Understand that the Constitution specifies how the government is organized, enumerates certain powers of government, and guarantees certain individual rights. It's one exercise in social engineering was Prohibition. Mandated by the 18th Amendment, which was adopted in 1919, Prohibition was unusual in that it limited the freedoms enjoyed by the People. It was an almost immediate disaster but was not repealed until 1933. Avoid social engineering and absolutely shun any constitutional reductions in freedom.

Consider that we are currently fighting two wars, in Iraq and Afghanistan, and that we have also fought numerous wars since 1945 without benefit of a Declaration of War. The Constitution (Article 1, Section 8, Clause 11) gives the Congress the power to declare war. Use this power to stop the President from involving us in foreign adventures at great cost in lives and treasure. Let the need to go to war be the subject of debate except when we are directly attacked.

There is no need for a Balanced Budget Amendment. Budget deficits, while frequently abused, are an essential part of financial management. What would have been the outcomes of the Revolutionary War, the Civil War and World War II had we been unable to borrow to finance those efforts? The solution is restraint and the willingness to say 'NO' to those who demand benefits without the will to pay for them. Since the majority of government expenditures are transfer payments, and the majority of voters are now net takers from the treasury, this will be hard. George Bernard Shaw described well your dilemma:

"A government which robs Peter to pay Paul can always depend on the support of Paul."

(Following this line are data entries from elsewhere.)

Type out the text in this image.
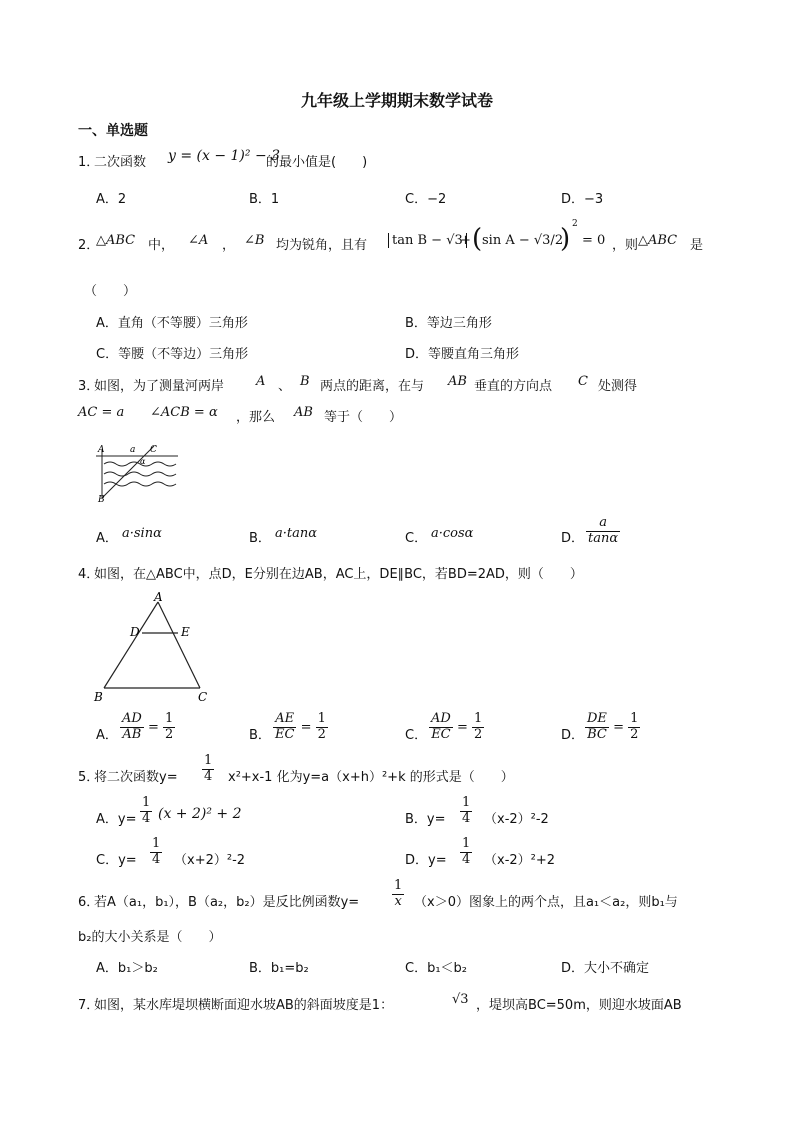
九年级上学期期末数学试卷
一、单选题
1．
二次函数 y = (x − 1)² − 3
的最小值是(　　)
A．2	B．1	C．−2	D．−3
2．
△ABC 中， ∠A ， ∠B 均为锐角，且有	tan B − √3
+ ( sin A − √3/2
) 2
= 0 ，则 △ABC 是
（　　）
A．直角（不等腰）三角形	B．等边三角形
C．等腰（不等边）三角形	D．等腰直角三角形
3．
如图，为了测量河两岸 A 、 B 两点的距离，在与 AB 垂直的方向点 C 处测得
AC = a ∠ACB = α ，那么 AB 等于（　　）
A	a C
α
B
A． a·sinα	B． a·tanα	C． a·cosα	D． $\frac{a}{\tan\alpha}$
4．
如图，在△ABC中，点D，E分别在边AB，AC上，DE∥BC，若BD=2AD，则（　　）
A
D	E
B	C
A． $\frac{AD}{AB} = \frac{1}{2}$	B． $\frac{AE}{EC} = \frac{1}{2}$	C． $\frac{AD}{EC} = \frac{1}{2}$	D． $\frac{DE}{BC} = \frac{1}{2}$
5．
将二次函数$y= \frac{1}{4} x^2+x-1$ 化为y=a（x+h）²+k 的形式是（　　）
A．$y= \frac{1}{4} (x + 2)^2 + 2$	B．$y= \frac{1}{4} (x-2)^2-2$
C．$y= \frac{1}{4} (x+2)^2-2$	D．$y= \frac{1}{4} (x-2)^2+2$
6．
若A（a₁，b₁），B（a₂，b₂）是反比例函数y=	$\frac{1}{x} (x>0)$图象上的两个点，且a₁＜a₂，则b₁与
b₂的大小关系是（　　）
A．b₁＞b₂	B．b₁=b₂	C．b₁＜b₂	D．大小不确定
7．
如图，某水库堤坝横断面迎水坡AB的斜面坡度是1：	√3 ，堤坝高BC=50m，则迎水坡面AB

The Constitution and the Bill of Rights (the first ten Amendments) were a very flawed document - slavery, denial of women's right to vote, and the appointment of Senators by State Legislatures among them. It is still not a perfect document so treat it with caution and, particularly, mind the words of Thomas Jefferson who understood that the authors had no special knowledge or insight and was well aware of the risks of treating the Constitution as a sacred document immune to change:

"Some men look at constitutions with sanctimonious reverence, and deem them like the arc of the covenant, too sacred to be touched. They ascribe to the men of the preceding age a wisdom more than human, and suppose what they did beyond amendment. . . . Let us follow no such examples, nor weakly believe that one generation is not as capable of taking care of itself, and of ordering its own affairs . . . Each generation is as independent of the one preceding, as that was of all which had gone before."

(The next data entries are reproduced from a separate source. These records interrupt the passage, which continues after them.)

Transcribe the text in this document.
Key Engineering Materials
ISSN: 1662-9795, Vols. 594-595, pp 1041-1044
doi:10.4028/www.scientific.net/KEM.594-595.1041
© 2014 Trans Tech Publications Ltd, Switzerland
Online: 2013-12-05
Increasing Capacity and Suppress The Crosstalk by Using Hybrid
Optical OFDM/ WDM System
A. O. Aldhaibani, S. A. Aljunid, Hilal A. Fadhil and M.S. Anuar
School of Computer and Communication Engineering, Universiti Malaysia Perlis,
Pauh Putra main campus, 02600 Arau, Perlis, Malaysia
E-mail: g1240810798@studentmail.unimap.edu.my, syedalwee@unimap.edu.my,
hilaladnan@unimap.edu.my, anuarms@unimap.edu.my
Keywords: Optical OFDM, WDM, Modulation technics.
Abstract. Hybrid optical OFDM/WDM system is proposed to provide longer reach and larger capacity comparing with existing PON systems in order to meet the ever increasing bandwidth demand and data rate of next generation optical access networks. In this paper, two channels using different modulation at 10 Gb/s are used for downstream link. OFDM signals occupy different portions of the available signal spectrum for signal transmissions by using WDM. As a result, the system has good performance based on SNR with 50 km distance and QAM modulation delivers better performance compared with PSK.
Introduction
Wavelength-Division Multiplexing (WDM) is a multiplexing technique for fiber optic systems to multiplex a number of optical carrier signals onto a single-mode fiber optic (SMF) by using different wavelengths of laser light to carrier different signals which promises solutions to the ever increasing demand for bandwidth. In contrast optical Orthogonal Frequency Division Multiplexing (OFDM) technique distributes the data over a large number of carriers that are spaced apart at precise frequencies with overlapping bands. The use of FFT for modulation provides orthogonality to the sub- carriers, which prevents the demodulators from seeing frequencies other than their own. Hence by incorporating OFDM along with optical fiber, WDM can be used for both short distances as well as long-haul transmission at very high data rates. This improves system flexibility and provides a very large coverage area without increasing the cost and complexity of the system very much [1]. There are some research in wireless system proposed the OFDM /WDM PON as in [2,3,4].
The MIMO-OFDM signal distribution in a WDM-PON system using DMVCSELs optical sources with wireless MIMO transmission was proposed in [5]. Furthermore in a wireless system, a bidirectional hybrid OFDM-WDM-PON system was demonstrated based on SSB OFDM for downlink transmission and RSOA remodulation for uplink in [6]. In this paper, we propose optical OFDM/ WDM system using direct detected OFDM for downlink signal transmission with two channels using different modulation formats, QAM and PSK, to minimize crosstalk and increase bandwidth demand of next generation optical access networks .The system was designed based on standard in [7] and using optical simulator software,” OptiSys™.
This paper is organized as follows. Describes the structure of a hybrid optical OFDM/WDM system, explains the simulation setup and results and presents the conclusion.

So be modest in your actions and seek to serve the long term interests of your country rather than the short term interest of yourselves or of some strange ideology.

1 comment:

Clark Chapin said...

The second instance of social engineering was Prohibition. The first was providing for the ownership of human chattel and then counting them each as 3/5 of a person for purposes of determining representation. Resolving that little boo-boo required more than passing another amendment.